Realistic renewables. To continue the optimism/science is great vibe, read Hannah Ritchie’s latest blog. A lot has changed since 2008 (we actually used to have wage rises). Hannah adds to that list the feasibility for renewables to eventually deliver the vast majority of our energy needs. Summarising recent research, she returns to influential 2008 analysis by the late David MacKay, which argued that it wasn’t practical for renewables to power Britain. But we’re now in a different world in which wind (and a bit of solar) generation could outstrip our demand. Three big changes explain the shift: energy demand is now expected to be lower, renewables have got way cheaper, and the public has learnt to love a wind turbine. This doesn’t mean renewables should be our only power source (given we haven’t cracked the ‘storing it cheaply’ problem yet) but that they feasibly could is massive progress.

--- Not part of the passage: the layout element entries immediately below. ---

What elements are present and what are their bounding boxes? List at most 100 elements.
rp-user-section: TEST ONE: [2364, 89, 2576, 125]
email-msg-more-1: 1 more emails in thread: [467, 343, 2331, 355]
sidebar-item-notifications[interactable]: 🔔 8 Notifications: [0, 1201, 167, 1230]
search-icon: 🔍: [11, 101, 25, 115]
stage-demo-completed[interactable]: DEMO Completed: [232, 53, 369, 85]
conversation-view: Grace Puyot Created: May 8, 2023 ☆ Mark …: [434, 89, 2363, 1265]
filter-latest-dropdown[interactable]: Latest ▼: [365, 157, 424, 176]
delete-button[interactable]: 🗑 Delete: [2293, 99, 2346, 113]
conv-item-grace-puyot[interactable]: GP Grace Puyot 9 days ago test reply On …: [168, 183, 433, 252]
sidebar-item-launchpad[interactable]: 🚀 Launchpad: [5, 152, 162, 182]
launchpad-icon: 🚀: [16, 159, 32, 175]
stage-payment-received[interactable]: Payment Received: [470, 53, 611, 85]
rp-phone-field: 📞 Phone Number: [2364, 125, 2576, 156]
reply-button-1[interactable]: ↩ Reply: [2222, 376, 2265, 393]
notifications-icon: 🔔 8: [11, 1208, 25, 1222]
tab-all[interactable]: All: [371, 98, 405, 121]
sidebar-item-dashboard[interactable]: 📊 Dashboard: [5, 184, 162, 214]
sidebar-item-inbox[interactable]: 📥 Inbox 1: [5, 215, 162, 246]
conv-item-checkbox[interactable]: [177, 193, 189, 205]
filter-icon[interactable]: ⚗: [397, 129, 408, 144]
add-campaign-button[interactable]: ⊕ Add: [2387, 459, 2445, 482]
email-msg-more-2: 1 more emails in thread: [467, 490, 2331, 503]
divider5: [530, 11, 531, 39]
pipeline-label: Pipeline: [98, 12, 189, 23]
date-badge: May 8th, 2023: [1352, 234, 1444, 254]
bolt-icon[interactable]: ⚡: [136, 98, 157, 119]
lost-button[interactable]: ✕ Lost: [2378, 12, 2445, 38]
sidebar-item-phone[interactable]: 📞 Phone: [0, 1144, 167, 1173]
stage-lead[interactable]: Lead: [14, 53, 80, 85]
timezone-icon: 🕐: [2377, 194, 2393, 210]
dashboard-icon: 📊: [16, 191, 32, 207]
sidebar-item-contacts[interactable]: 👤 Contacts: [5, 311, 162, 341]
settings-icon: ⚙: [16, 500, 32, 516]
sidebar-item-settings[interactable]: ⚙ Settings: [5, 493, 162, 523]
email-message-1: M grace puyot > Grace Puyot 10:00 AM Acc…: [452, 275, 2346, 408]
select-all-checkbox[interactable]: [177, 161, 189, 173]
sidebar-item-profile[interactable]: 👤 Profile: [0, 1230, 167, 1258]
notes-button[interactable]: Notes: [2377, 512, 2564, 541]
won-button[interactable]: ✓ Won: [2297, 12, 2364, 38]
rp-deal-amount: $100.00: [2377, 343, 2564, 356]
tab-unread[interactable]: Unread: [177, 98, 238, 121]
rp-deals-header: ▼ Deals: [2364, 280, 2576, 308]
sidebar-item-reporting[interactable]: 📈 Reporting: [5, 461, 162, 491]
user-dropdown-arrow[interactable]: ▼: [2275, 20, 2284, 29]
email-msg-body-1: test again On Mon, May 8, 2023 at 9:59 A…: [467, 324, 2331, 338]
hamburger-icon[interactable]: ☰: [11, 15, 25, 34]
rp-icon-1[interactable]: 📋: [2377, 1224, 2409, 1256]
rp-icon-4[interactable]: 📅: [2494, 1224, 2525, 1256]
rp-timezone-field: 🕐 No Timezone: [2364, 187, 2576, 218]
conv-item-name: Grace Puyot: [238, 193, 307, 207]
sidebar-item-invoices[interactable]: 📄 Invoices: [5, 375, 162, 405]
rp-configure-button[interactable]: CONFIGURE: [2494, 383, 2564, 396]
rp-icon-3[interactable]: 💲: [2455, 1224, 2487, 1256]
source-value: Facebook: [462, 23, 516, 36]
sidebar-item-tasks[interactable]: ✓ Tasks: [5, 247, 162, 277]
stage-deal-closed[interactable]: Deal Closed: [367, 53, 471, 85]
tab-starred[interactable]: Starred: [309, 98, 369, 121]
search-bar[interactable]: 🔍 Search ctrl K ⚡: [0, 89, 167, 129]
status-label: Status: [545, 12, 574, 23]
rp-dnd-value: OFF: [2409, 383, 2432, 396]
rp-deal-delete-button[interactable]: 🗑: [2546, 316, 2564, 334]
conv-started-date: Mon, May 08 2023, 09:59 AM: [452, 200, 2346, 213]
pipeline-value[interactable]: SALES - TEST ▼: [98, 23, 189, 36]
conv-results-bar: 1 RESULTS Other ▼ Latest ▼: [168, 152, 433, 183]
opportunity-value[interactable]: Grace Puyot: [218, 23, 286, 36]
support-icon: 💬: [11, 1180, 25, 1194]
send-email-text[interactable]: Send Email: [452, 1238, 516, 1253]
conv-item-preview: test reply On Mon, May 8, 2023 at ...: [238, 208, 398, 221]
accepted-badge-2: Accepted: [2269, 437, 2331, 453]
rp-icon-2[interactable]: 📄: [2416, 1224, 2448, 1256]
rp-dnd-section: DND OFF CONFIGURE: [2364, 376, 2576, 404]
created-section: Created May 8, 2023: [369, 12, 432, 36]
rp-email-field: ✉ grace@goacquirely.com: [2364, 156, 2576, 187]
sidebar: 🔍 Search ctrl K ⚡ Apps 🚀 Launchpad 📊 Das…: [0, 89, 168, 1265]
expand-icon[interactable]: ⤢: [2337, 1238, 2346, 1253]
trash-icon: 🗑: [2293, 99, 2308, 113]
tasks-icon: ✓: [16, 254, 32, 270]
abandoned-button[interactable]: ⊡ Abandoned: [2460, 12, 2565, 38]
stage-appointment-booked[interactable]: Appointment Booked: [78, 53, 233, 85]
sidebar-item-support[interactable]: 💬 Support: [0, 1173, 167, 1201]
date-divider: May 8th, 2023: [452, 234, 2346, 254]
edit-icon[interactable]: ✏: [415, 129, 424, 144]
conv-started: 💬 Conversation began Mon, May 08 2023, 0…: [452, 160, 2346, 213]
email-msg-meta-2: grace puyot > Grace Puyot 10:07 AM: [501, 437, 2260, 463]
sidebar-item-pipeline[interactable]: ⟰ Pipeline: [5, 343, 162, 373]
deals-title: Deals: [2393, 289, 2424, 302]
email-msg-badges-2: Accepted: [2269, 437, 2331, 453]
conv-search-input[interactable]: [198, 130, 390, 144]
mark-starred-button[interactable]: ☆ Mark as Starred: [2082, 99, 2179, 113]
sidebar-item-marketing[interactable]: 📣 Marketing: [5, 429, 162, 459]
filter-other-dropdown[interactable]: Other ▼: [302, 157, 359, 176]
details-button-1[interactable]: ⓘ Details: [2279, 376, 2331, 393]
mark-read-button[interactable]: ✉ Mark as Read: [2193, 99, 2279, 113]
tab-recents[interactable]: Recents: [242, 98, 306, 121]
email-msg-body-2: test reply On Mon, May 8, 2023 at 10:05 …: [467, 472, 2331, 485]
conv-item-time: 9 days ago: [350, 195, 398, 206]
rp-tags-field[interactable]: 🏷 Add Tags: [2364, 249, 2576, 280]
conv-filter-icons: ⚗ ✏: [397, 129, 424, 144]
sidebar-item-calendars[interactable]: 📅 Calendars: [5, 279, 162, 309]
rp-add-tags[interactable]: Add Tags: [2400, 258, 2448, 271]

Firm fraternité. France is different. Not just cheese, but labour/corporate law wise. For over 50 years French firms with 100+ employees have had to share around a tenth of any excess profits with workers. In the early 90s this was broadened to firms with 50+ employees – providing the basis for a new evaluation of the scheme. The goal was to boost productivity by aligning worker/shareholder incentives, but it doesn’t do much of that (there’s no impact on productivity or investment). The paper also shows firms try hard to avoid being covered (lots stay just small enough not to be covered). And it turns out selfish capitalists are right to be wary, because the scheme reduces the profit share and increases the wage share by 1.4 and 1.8 per cent respectively. This happens in an interesting way: for higher earners firms are able to reduce base pay to reflect the profit sharing leaving little change, but lower earners get the profit share without their normal pay being suppressed (the minimum wage may prevent their wages being affected). So the scheme redistributes from owners to lower earners. Fine by me.

Chart of the week.

We Brits always talk about the weather, but fair enough this week given the scenes across the South coast, Wales and Northern Ireland. And while the worst of Storm Ciarán is behind us, the impact on those affected certainly isn’t. Chart of the Week highlights the very uneven level of protection against the likes of storm damage that rich and poor households have: six-in-ten of the poorest households have no contents insurance (eight times the share of high income households). Being flooded is bad enough, being flooded and uninsured is a nightmare. Cost is unsurprisingly an issue – one-in-three of the poorest households say they would like to have contents insurance but can’t afford it, and last year the FCA warned the rising cost-of-living was making this problem worse. With the frequency and severity of flooding in the UK increasing, policy makers are going to find it harder to ignore these real divides. Coping with climate change is a lot easier for some than others.